The commercial opens with Mirren sitting at a table in a restaurant, a burger and fries in front of her. (That's chips for you non-Yanks.) A waiter brings her a bottle of Budweiser, the label turned somewhat from the camera. "Oh, my beer. Lovely," she thanks him. Mirren looks directly toward the camera and says:

Hello. I'm Helen Mirren, a notoriously frank and uncensored British lady.

The collective we are dumbfounded that people still drive drunk. So, I'll sum it up like this.

If you drive drunk, you — simply put — are a shortsighted, utterly useless, oxygen-wasting, human form of pollution, a Darwin award-deserving, selfish coward. If your brain was donated to science, science would return it.

So, stop it.

Now, the chances are you are a fun, solid, respectable human being. Don't be a pillock. Your friends and family thank you; the friends and families of other drivers thank you; your future self thanks you.

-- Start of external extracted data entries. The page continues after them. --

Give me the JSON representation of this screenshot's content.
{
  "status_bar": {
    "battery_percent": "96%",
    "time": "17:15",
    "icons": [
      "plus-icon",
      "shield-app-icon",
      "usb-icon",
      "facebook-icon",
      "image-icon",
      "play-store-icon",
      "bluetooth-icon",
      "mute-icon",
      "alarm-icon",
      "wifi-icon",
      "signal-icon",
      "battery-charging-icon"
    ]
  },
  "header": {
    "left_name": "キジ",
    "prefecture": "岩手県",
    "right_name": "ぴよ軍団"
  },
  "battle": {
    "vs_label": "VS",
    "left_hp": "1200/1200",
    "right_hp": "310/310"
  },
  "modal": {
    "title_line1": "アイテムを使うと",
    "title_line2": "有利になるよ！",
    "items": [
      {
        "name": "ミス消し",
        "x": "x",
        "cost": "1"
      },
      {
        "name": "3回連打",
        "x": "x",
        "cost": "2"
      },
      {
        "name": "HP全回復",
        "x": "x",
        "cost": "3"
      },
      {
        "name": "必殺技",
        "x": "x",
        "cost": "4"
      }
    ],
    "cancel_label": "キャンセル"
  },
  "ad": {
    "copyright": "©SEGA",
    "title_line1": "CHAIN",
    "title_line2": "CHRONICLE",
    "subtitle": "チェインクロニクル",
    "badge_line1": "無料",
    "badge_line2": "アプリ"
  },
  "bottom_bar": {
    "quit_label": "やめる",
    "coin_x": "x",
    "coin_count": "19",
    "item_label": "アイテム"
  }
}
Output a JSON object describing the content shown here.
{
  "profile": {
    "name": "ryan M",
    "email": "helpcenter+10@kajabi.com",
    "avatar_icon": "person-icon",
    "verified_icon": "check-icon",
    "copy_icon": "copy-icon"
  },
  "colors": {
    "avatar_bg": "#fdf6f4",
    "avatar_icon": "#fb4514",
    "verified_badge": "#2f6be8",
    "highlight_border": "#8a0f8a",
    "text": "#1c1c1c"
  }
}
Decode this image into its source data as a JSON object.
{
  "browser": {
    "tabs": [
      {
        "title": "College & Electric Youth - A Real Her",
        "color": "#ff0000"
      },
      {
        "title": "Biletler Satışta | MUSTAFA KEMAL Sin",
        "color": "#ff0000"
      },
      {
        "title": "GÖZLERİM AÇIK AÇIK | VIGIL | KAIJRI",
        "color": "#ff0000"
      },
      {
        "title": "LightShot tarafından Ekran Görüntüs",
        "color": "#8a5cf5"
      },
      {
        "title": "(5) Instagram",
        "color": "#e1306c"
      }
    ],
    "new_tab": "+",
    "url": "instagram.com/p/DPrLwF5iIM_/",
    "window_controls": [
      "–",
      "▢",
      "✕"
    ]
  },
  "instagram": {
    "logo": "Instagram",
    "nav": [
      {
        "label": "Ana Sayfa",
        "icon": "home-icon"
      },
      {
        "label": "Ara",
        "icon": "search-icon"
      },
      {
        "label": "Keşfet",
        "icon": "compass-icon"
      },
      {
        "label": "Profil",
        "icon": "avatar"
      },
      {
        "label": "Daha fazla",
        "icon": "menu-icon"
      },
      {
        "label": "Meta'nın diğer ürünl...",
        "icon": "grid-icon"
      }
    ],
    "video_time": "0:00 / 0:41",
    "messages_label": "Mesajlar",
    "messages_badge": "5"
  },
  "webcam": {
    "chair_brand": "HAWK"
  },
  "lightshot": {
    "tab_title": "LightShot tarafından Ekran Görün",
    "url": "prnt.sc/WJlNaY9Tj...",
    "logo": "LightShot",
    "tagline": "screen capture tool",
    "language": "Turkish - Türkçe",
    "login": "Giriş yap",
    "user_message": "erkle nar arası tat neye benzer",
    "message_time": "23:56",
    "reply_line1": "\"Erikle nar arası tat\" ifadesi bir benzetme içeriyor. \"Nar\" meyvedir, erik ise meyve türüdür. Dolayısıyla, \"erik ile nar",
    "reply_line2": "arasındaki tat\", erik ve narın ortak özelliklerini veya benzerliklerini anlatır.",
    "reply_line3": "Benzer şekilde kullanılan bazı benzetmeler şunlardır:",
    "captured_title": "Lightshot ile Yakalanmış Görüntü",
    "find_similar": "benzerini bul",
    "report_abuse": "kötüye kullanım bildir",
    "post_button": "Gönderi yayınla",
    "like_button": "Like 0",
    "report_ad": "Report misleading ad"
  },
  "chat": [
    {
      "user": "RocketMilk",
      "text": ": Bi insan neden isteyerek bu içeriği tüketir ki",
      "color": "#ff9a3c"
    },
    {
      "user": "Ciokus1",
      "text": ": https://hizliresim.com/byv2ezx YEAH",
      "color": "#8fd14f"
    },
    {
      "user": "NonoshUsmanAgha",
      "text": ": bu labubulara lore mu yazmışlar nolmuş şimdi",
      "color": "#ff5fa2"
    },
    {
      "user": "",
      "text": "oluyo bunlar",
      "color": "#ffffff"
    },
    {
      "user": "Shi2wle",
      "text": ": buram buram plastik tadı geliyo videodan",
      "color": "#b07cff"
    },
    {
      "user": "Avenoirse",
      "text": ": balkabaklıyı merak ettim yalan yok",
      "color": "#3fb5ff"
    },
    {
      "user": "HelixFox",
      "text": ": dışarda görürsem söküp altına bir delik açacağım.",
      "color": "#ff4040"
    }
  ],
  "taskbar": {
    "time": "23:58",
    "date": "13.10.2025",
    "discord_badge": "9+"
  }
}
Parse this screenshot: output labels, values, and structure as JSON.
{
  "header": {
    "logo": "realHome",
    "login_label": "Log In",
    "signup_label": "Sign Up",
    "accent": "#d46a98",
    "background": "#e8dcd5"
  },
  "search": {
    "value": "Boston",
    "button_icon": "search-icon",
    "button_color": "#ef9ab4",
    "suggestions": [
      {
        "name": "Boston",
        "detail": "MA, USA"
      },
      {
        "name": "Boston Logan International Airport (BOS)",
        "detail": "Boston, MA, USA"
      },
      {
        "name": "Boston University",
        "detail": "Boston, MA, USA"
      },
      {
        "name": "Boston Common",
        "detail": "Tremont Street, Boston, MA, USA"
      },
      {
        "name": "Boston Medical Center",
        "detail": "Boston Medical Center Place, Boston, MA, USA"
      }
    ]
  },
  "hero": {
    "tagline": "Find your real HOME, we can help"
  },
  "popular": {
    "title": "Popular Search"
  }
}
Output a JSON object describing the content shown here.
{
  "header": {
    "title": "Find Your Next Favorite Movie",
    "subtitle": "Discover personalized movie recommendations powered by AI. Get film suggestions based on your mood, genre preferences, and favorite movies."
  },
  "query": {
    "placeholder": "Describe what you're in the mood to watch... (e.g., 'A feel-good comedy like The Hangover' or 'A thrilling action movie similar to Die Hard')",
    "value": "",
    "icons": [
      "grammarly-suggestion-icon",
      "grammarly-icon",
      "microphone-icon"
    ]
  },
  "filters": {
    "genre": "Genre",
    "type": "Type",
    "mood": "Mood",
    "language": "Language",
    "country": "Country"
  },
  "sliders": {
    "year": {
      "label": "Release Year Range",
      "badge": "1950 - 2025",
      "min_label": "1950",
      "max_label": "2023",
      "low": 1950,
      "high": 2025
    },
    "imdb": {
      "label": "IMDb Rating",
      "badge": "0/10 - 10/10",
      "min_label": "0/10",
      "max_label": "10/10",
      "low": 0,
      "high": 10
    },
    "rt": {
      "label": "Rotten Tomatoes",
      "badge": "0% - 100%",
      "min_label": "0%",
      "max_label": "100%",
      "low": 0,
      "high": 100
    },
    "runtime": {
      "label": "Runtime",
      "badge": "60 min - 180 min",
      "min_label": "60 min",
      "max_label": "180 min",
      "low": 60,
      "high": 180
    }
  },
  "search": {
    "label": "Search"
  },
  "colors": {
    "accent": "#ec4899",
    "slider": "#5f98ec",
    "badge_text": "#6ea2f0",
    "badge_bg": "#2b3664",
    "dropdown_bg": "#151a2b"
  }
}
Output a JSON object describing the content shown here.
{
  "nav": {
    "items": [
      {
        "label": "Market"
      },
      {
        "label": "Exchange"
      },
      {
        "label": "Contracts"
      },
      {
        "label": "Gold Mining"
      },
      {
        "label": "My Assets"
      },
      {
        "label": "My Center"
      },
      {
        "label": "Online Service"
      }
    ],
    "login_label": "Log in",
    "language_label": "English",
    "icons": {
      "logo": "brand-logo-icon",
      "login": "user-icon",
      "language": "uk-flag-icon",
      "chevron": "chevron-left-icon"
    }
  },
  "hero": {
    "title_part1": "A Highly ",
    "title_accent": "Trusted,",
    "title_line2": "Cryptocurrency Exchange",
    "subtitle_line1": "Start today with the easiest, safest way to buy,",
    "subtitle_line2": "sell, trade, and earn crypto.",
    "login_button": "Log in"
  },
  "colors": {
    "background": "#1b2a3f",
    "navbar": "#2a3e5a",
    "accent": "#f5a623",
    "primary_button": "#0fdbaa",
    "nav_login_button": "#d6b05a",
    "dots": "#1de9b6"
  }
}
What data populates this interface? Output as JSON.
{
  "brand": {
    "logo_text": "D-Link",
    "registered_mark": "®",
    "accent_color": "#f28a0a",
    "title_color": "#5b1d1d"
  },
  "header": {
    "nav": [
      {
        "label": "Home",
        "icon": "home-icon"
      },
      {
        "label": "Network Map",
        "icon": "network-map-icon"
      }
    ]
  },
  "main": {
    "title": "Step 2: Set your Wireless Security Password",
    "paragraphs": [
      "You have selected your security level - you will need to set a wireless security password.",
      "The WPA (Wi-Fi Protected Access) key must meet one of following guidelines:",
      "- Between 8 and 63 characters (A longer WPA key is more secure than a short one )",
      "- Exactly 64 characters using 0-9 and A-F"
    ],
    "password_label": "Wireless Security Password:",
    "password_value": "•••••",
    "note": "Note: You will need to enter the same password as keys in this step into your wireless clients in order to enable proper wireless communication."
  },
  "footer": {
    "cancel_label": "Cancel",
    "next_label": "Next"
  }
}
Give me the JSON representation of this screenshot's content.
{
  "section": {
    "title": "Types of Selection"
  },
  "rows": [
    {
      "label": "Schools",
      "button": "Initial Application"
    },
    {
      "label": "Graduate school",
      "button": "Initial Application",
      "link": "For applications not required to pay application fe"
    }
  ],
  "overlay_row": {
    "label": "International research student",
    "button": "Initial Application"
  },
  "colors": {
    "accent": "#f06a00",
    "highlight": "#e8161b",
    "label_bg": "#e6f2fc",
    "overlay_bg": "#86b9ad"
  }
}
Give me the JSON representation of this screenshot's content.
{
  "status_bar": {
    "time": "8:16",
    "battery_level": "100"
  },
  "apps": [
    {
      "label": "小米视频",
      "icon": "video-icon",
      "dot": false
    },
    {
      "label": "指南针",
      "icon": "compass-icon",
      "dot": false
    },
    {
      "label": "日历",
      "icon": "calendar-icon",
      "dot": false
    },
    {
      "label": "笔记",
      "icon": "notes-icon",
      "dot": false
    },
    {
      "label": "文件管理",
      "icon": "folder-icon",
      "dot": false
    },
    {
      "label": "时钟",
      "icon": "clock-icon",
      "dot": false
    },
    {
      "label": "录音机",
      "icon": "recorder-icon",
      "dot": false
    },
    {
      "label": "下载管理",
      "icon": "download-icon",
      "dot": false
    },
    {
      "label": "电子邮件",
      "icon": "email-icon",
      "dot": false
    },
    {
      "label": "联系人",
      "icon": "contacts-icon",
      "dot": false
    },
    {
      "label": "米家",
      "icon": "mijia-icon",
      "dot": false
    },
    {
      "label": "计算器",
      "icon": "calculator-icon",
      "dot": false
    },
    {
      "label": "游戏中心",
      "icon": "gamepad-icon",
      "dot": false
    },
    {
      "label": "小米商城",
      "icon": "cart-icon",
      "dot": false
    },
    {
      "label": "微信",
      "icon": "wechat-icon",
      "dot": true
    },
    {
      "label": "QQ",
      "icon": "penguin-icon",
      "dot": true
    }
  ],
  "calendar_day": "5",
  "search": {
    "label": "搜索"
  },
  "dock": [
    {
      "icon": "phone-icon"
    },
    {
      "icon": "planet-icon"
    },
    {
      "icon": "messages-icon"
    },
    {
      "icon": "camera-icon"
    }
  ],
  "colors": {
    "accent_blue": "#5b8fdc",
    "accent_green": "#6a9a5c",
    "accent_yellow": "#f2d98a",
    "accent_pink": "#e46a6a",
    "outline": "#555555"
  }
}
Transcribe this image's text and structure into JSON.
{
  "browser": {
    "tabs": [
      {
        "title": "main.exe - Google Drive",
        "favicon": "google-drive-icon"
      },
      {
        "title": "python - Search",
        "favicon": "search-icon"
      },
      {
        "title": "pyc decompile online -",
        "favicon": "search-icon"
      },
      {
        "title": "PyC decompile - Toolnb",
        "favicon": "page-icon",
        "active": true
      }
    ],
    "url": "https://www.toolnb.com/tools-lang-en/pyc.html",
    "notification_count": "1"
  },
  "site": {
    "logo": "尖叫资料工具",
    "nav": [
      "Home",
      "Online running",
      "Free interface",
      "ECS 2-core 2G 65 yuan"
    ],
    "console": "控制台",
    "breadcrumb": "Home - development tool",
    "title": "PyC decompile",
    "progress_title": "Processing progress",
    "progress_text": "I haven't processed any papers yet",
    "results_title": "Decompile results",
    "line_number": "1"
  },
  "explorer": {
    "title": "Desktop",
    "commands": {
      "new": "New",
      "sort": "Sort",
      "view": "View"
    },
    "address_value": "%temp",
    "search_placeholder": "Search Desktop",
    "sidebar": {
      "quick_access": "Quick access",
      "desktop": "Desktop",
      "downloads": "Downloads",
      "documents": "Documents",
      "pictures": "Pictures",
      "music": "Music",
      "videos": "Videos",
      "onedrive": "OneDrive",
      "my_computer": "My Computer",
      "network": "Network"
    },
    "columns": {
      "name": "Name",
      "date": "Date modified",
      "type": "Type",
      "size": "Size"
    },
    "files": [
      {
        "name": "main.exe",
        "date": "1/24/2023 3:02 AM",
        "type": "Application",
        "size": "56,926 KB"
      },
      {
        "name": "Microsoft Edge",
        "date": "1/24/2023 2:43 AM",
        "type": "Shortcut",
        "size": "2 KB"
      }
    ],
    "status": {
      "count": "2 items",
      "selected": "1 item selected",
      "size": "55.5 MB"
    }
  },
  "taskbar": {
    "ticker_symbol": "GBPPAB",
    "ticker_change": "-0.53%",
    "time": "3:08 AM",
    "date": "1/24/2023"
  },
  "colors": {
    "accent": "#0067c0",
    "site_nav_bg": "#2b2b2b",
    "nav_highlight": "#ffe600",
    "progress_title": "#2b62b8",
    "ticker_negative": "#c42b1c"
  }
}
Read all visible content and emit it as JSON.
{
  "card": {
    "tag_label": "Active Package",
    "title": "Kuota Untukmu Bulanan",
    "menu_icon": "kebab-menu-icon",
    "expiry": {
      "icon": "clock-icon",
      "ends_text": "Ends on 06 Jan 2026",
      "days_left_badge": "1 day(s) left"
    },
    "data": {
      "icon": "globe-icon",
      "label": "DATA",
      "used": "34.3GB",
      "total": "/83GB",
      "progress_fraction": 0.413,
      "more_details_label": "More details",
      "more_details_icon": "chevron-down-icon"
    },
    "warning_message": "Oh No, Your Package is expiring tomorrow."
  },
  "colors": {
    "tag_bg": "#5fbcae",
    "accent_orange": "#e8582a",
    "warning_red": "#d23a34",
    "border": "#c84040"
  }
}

This is supposed to be fun. Cheers!

Mirren finishes by holding up a bottle of Budweiser, and slyly whispering: "Nice and cold."

Witty, powerfully direct, and succinct. Mirren did a public service announcement; she did a product placement; she got paid.

But, ah, Dame Mirren! What of Britain's culinary gift to the world? What of 'real ale'? Making fun of 'warm,' 'flat' beer? You know it isn't! And Anheuser-Busch? I saw what you did there. Making fun of less-than-ice-cold 'craft' beer? Clever bastards!